The United States alleges that, from July 2007 through October 2009, Green Bag underpaid customs duties on goods imported into the United States from China. Green Bag allegedly used two sets of invoices for each shipment: one true invoice that Green Bag paid, and a second invoice falsely stating a lower cost. The false invoices were allegedly used to calculate the customs duties that Green Bag paid on the imported goods, resulting in substantial underpayments.
“Companies that import goods into the United States must disclose the true costs of imports and pay all customs duties owed,” said U.S. Attorney Haag. “This office has a responsibility to make sure the system is fair to those companies that play by the rules and we will not hesitate to take action against those who so brazenly cheat. I commend the work of the Department of Homeland Security Office of Inspector General and the U.S. Customs and Border Protection.”
“U.S. Customs and Border Protection has direct responsibility for enhancing U.S. economic competitiveness by enforcing U.S trade laws on foreign manufactured goods entering our country. The men and women of CBP have an essential role in protecting American economic security while fostering legitimate trade and travel. Attempting to avoid Customs Duty brings serious consequences,” said Director of Field Operations Humphrey.
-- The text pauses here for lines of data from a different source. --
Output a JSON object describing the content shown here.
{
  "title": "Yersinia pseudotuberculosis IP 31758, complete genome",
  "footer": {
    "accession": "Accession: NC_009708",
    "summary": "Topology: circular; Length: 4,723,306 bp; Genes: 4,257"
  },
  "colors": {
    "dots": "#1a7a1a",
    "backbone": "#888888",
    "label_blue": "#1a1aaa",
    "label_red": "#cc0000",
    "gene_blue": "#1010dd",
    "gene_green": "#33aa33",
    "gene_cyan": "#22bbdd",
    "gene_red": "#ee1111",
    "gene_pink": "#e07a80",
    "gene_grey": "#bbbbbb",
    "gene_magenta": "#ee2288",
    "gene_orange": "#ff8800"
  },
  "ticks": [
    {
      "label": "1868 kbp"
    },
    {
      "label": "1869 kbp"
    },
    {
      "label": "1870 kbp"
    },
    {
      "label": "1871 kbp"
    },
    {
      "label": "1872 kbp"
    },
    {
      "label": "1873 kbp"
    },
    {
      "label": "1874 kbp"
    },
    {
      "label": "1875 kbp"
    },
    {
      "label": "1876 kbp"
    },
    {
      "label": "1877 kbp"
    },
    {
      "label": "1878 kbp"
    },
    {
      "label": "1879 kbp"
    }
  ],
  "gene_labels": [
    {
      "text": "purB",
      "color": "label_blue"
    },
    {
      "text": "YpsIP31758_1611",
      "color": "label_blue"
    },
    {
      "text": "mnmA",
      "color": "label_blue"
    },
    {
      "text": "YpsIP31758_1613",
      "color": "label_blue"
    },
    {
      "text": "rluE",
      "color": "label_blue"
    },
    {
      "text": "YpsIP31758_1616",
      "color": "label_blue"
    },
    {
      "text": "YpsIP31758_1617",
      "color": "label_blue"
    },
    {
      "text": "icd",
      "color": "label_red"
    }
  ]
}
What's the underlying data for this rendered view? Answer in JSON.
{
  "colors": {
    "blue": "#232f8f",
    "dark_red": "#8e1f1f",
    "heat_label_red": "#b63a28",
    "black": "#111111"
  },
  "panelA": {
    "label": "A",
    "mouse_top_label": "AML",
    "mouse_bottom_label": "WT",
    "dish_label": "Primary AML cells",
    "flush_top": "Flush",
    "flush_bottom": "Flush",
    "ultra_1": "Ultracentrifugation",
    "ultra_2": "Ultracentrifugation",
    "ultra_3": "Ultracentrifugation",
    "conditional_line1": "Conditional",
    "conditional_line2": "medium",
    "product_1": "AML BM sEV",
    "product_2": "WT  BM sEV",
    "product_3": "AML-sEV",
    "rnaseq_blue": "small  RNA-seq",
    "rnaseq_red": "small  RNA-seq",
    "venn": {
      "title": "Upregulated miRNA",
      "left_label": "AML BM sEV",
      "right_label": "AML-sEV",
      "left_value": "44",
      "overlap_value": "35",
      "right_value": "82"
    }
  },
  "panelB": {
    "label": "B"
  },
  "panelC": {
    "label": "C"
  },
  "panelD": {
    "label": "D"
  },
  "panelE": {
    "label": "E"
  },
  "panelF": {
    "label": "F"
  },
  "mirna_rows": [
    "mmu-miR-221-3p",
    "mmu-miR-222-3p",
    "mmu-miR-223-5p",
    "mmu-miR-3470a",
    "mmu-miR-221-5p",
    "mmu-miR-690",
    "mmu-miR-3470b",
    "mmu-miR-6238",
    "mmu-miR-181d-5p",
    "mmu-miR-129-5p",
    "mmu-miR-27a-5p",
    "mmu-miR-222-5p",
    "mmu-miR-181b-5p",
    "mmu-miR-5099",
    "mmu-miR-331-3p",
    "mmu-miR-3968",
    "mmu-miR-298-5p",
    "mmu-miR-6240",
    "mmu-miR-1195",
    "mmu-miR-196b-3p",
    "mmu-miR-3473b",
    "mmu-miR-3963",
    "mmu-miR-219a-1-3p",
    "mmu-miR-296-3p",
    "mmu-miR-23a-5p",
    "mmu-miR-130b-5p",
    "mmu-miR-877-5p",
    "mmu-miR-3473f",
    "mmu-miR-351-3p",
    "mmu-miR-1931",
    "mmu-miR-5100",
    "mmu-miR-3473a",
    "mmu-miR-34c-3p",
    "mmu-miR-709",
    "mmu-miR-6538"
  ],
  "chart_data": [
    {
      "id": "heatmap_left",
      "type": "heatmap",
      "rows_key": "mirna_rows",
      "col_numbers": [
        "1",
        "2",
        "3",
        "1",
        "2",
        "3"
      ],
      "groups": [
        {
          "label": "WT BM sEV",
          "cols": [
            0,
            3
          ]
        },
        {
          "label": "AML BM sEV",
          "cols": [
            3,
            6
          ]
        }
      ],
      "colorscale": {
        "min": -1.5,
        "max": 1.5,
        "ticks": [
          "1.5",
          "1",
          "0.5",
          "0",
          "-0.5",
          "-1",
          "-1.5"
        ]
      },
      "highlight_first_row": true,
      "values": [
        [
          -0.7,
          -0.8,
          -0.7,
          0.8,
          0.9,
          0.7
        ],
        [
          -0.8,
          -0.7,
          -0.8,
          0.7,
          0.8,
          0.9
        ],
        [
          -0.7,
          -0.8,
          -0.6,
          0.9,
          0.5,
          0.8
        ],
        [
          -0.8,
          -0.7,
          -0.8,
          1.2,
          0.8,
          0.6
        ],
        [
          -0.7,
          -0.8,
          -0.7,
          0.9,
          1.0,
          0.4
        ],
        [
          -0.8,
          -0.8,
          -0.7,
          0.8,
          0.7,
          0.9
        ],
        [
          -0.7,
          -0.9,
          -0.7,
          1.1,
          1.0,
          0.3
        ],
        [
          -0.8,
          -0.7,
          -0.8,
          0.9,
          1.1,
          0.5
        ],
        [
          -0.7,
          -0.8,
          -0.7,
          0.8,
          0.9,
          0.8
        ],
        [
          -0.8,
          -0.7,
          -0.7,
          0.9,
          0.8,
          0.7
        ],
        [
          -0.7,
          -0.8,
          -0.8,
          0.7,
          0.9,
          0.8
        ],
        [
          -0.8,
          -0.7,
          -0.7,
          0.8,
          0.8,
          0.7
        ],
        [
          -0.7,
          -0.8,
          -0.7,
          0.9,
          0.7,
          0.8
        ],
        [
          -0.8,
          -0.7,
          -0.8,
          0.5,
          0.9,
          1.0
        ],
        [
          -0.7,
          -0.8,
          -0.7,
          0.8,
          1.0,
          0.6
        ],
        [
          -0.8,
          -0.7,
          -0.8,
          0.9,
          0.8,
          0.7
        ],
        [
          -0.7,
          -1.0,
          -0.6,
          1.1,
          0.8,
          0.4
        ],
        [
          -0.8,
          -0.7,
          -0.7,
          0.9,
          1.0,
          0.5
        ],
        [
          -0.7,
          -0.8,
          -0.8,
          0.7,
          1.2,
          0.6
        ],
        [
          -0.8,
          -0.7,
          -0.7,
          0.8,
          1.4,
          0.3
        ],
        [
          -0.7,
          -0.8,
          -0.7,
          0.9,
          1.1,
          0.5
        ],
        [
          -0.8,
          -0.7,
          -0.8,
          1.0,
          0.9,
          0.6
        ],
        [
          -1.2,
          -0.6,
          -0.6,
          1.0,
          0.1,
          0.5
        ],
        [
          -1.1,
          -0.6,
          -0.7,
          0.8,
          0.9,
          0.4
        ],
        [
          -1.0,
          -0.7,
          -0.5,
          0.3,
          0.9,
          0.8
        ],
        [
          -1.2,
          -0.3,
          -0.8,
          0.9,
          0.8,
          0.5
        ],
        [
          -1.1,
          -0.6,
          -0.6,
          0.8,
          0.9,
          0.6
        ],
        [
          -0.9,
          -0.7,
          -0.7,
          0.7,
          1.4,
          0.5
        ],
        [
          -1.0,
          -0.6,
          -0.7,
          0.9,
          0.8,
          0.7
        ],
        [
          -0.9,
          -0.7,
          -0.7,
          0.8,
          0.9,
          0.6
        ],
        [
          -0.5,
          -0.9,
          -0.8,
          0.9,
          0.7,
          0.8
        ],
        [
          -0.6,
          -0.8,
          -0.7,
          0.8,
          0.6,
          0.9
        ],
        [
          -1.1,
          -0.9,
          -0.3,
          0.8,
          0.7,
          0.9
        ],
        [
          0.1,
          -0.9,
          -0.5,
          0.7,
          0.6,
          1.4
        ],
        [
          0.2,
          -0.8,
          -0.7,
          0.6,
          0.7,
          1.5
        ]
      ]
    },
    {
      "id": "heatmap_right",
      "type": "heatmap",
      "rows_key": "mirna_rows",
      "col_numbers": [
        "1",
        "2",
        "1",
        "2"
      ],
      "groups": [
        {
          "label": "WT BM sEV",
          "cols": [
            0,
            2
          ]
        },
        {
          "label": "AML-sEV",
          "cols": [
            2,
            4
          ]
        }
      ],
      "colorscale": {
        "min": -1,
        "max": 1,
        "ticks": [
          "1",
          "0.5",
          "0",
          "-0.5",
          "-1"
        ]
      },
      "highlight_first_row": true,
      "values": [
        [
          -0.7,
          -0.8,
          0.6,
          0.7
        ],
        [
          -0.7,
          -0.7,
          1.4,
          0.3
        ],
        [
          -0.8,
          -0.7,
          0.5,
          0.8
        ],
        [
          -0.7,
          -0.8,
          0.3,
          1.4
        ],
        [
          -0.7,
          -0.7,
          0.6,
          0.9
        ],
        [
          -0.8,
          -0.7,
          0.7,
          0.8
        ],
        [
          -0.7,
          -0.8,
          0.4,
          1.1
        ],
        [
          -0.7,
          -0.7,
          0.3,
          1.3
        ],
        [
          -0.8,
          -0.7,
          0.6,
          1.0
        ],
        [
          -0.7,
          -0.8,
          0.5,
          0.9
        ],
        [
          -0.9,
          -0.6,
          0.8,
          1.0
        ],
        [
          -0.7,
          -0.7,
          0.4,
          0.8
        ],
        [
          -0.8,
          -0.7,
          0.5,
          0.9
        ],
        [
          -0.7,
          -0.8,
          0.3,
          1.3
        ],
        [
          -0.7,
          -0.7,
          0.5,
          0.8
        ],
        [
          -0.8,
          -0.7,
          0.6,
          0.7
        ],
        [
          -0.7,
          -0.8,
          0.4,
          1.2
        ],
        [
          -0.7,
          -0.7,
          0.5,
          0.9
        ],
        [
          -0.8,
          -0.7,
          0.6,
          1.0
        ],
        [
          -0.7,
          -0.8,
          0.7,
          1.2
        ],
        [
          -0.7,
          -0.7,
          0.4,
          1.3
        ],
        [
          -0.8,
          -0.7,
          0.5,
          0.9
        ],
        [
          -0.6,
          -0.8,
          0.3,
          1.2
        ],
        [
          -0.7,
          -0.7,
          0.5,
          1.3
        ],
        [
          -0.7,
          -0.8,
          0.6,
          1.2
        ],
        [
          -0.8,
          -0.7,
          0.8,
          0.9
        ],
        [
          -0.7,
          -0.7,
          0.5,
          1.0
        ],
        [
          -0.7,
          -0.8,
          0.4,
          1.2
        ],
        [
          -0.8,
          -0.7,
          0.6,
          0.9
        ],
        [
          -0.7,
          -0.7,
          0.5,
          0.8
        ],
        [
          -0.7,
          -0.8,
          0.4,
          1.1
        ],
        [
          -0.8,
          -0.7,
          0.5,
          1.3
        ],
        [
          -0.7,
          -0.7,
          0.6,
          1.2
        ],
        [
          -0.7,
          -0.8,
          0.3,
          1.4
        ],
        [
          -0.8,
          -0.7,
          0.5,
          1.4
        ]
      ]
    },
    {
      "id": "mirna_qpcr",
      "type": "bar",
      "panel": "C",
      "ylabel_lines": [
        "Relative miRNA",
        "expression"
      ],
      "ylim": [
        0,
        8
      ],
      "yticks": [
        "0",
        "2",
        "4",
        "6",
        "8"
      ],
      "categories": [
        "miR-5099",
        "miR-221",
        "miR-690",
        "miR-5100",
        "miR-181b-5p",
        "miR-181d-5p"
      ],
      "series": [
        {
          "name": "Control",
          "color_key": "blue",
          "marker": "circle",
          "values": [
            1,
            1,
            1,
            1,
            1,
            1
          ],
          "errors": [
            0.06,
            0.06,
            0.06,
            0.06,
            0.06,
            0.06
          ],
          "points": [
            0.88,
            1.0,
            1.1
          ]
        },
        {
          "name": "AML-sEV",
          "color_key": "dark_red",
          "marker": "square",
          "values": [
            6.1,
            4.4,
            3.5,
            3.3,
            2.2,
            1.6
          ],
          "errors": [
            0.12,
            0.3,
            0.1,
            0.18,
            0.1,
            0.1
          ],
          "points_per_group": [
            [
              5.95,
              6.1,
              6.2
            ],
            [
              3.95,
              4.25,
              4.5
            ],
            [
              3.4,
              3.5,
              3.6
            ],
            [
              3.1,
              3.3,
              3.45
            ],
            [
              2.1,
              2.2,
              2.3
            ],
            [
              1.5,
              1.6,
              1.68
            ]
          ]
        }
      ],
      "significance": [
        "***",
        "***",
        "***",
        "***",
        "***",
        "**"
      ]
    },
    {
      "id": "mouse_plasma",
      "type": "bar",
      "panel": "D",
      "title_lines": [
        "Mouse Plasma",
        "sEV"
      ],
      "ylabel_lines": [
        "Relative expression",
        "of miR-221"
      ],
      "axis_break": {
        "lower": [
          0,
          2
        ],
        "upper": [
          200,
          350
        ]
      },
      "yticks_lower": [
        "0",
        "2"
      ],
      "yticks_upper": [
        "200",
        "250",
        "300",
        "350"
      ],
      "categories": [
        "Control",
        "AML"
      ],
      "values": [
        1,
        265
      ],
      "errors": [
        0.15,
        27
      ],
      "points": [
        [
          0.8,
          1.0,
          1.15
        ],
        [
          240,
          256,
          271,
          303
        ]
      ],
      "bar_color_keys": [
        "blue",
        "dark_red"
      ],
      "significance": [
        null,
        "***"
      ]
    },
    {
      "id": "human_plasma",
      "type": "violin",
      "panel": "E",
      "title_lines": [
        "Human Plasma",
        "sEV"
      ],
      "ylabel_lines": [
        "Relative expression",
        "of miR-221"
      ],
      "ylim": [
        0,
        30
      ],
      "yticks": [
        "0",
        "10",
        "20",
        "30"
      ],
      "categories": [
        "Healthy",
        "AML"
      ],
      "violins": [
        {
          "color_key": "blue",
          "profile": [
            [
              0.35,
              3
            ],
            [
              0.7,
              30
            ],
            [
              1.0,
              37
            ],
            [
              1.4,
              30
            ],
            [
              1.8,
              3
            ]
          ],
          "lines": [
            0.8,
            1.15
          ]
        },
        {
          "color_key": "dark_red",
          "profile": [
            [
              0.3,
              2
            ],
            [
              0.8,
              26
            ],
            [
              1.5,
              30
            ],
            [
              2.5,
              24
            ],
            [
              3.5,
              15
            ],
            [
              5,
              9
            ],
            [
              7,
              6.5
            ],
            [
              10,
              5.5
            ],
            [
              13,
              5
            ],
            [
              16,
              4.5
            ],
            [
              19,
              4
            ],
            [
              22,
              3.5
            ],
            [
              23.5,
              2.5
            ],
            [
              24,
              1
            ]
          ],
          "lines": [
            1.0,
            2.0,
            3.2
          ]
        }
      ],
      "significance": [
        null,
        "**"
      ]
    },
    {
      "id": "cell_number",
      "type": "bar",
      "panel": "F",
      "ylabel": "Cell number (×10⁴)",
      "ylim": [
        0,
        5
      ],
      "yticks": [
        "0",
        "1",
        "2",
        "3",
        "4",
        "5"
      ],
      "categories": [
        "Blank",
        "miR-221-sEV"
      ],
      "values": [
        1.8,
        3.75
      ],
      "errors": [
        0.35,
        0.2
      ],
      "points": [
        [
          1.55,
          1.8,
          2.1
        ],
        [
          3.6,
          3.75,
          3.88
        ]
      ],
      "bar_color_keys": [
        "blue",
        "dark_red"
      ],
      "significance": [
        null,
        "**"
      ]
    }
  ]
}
The settlement resolves a whistleblower lawsuit filed in the United States District Court for the Northern District of California. An executive who formerly worked at Green Bag filed the case pursuant to the qui tam provisions of the False Claims Act. Under those provisions, private citizens, known as “relators,” may file lawsuits on behalf of the United States and receive a portion of the proceeds of a settlement or judgment. The relator will receive $100,000 as his share of the government’s recovery.
Assistant U.S. Attorney Sara Winslow handled the matter on behalf of the U.S. Attorney’s Office for the Northern District of California, with assistance from Financial Fraud Investigator Michael Zehr and Legal Assistant Kathy Terry. The matter was investigated by the DHS Office of Inspector General.